The settler’s primeval fear of the ‘other’ – the elusive nomad – lives on today. Carl Schmitt argued that ‘morality is defined by good/evil, economics by profit/loss, aesthetics by beauty/ugliness. Politics is defined by friend/enemy’ (see Leo Strauss and the Politics of American Empire by Anne Norton). Leo Strauss carried this worldview to the USA, influencing neo-con advisors to President George W. Bush. His language was redolent of Wild West imagery – or worse (see At the Hands of Persons Unknown: The Lynching of Black America by Philip Dray).

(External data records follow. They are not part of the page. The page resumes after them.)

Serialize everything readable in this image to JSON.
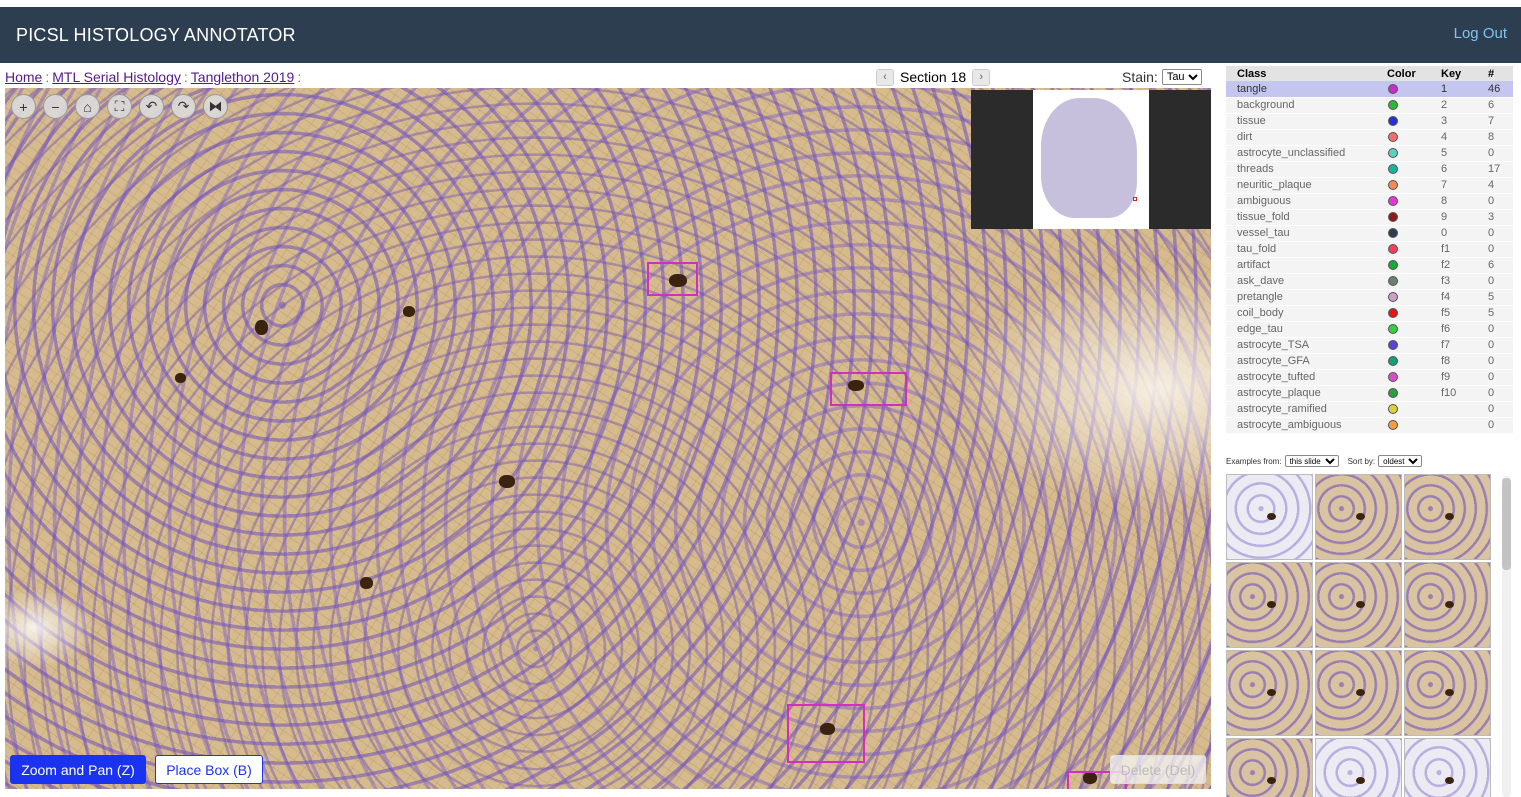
{
  "header": {
    "title": "PICSL HISTOLOGY ANNOTATOR",
    "logout": "Log Out"
  },
  "breadcrumb": {
    "home": "Home",
    "project": "MTL Serial Histology",
    "task": "Tanglethon 2019",
    "sep": ":"
  },
  "section": {
    "label": "Section 18",
    "prev": "‹",
    "next": "›"
  },
  "stain": {
    "label": "Stain:",
    "value": "Tau"
  },
  "tools": [
    {
      "name": "zoom-in-icon",
      "glyph": "+"
    },
    {
      "name": "zoom-out-icon",
      "glyph": "−"
    },
    {
      "name": "home-icon",
      "glyph": "⌂"
    },
    {
      "name": "fullscreen-icon",
      "glyph": "⛶"
    },
    {
      "name": "rotate-left-icon",
      "glyph": "↶"
    },
    {
      "name": "rotate-right-icon",
      "glyph": "↷"
    },
    {
      "name": "flip-icon",
      "glyph": "⧓"
    }
  ],
  "buttons": {
    "zoom_pan": "Zoom and Pan (Z)",
    "place_box": "Place Box (B)",
    "delete": "Delete (Del)"
  },
  "class_table": {
    "headers": [
      "Class",
      "Color",
      "Key",
      "#"
    ],
    "rows": [
      {
        "name": "tangle",
        "color": "#c62ec4",
        "key": "1",
        "count": "46",
        "selected": true
      },
      {
        "name": "background",
        "color": "#2fb53a",
        "key": "2",
        "count": "6"
      },
      {
        "name": "tissue",
        "color": "#2a2fd0",
        "key": "3",
        "count": "7"
      },
      {
        "name": "dirt",
        "color": "#f06e6e",
        "key": "4",
        "count": "8"
      },
      {
        "name": "astrocyte_unclassified",
        "color": "#58d2c2",
        "key": "5",
        "count": "0"
      },
      {
        "name": "threads",
        "color": "#18b49c",
        "key": "6",
        "count": "17"
      },
      {
        "name": "neuritic_plaque",
        "color": "#f08a5a",
        "key": "7",
        "count": "4"
      },
      {
        "name": "ambiguous",
        "color": "#e238d2",
        "key": "8",
        "count": "0"
      },
      {
        "name": "tissue_fold",
        "color": "#8c1c1c",
        "key": "9",
        "count": "3"
      },
      {
        "name": "vessel_tau",
        "color": "#2d3e50",
        "key": "0",
        "count": "0"
      },
      {
        "name": "tau_fold",
        "color": "#f0405a",
        "key": "f1",
        "count": "0"
      },
      {
        "name": "artifact",
        "color": "#1aa83a",
        "key": "f2",
        "count": "6"
      },
      {
        "name": "ask_dave",
        "color": "#6a8070",
        "key": "f3",
        "count": "0"
      },
      {
        "name": "pretangle",
        "color": "#c8a0c8",
        "key": "f4",
        "count": "5"
      },
      {
        "name": "coil_body",
        "color": "#e01818",
        "key": "f5",
        "count": "5"
      },
      {
        "name": "edge_tau",
        "color": "#30d040",
        "key": "f6",
        "count": "0"
      },
      {
        "name": "astrocyte_TSA",
        "color": "#5a44d8",
        "key": "f7",
        "count": "0"
      },
      {
        "name": "astrocyte_GFA",
        "color": "#12a07a",
        "key": "f8",
        "count": "0"
      },
      {
        "name": "astrocyte_tufted",
        "color": "#d84ec8",
        "key": "f9",
        "count": "0"
      },
      {
        "name": "astrocyte_plaque",
        "color": "#2aa040",
        "key": "f10",
        "count": "0"
      },
      {
        "name": "astrocyte_ramified",
        "color": "#d8d040",
        "key": "",
        "count": "0"
      },
      {
        "name": "astrocyte_ambiguous",
        "color": "#f0a040",
        "key": "",
        "count": "0"
      }
    ]
  },
  "examples": {
    "from_label": "Examples from:",
    "from_value": "this slide",
    "sort_label": "Sort by:",
    "sort_value": "oldest"
  },
  "thumbnails": [
    "light",
    "stained",
    "stained",
    "stained",
    "stained",
    "stained",
    "stained",
    "stained",
    "stained",
    "stained",
    "light",
    "light"
  ]
}
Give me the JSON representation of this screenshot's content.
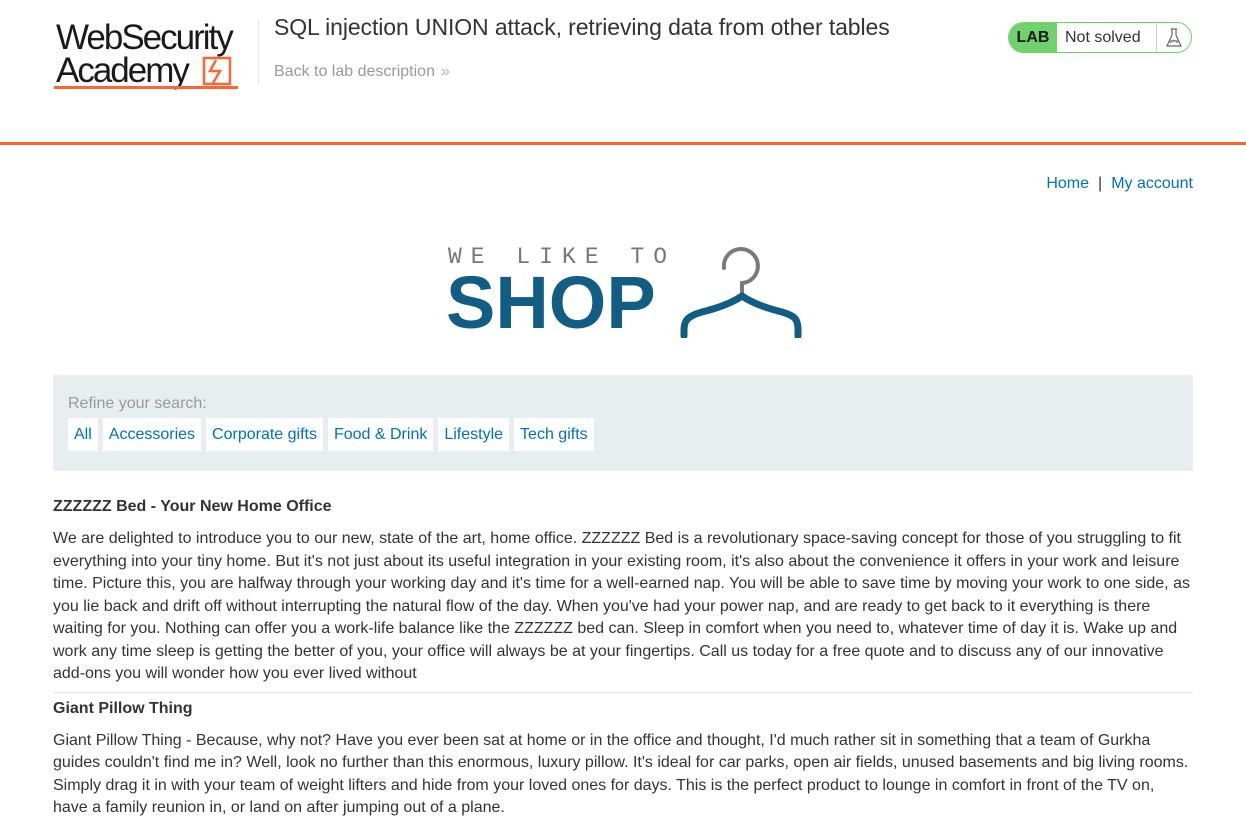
{
  "header": {
    "logo_line1": "WebSecurity",
    "logo_line2": "Academy",
    "lab_title": "SQL injection UNION attack, retrieving data from other tables",
    "back_link": "Back to lab description",
    "lab_badge": "LAB",
    "lab_status": "Not solved",
    "accent_color": "#ff6633",
    "status_color": "#70d16d",
    "flask_icon": "flask-icon"
  },
  "nav": {
    "home": "Home",
    "separator": "|",
    "my_account": "My account"
  },
  "banner": {
    "small": "WE LIKE TO",
    "big": "SHOP",
    "icon": "hanger-icon",
    "color": "#125d84"
  },
  "filter": {
    "label": "Refine your search:",
    "categories": [
      "All",
      "Accessories",
      "Corporate gifts",
      "Food & Drink",
      "Lifestyle",
      "Tech gifts"
    ]
  },
  "products": [
    {
      "title": "ZZZZZZ Bed - Your New Home Office",
      "description": "We are delighted to introduce you to our new, state of the art, home office. ZZZZZZ Bed is a revolutionary space-saving concept for those of you struggling to fit everything into your tiny home. But it's not just about its useful integration in your existing room, it's also about the convenience it offers in your work and leisure time. Picture this, you are halfway through your working day and it's time for a well-earned nap. You will be able to save time by moving your work to one side, as you lie back and drift off without interrupting the natural flow of the day. When you've had your power nap, and are ready to get back to it everything is there waiting for you. Nothing can offer you a work-life balance like the ZZZZZZ bed can. Sleep in comfort when you need to, whatever time of day it is. Wake up and work any time sleep is getting the better of you, your office will always be at your fingertips. Call us today for a free quote and to discuss any of our innovative add-ons you will wonder how you ever lived without"
    },
    {
      "title": "Giant Pillow Thing",
      "description": "Giant Pillow Thing - Because, why not? Have you ever been sat at home or in the office and thought, I'd much rather sit in something that a team of Gurkha guides couldn't find me in? Well, look no further than this enormous, luxury pillow. It's ideal for car parks, open air fields, unused basements and big living rooms. Simply drag it in with your team of weight lifters and hide from your loved ones for days. This is the perfect product to lounge in comfort in front of the TV on, have a family reunion in, or land on after jumping out of a plane."
    }
  ]
}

The Ming dynasty illustrates the danger: ‘The basic problem was an inability to compromise, even over decades during which a high military cost was being paid for inflexibility. To the extent that the Great Wall is itself a product of this inability, it sums up one major continuity in Chinese foreign policy. The failure to reconcile pragmatic and idealised visions of the world, and the tendency to inject morality into political controversies, are enduring characteristics’ (see The Great Wall of China: From History to Myth by Arthur Waldron). After intrigue had doomed all other policies, the Wall – burdensome and futile – became the only consensual option.
Enablers, like horsemanship, open new ways of doing things. They create infinite possibilities. Once one path is chosen, alternatives fade and the chosen path feels inevitable. Enablers may arise through chance, curiosity, or emulation. They do not require visions or beliefs, but may lead to them afterwards. Such visions may be no more than fabulations from evidence. This is how human consciousness works, so we must take fabulation into account (see Who’s in Charge? Free Will and the Science of the Brain by Michael R. Gazzaniga). Visions and values may stabilise action, creating path-dependent outcomes.
What to do with enablers? We can pragmatically adapt to the differentiation they introduce. Or, like imperial China, we may inject morality into policy, clinging to ideals rather than compromise. As a friend quipped: ‘Moralism is what one does when no longer able to sin.’ Might this also apply to policy – and international policy?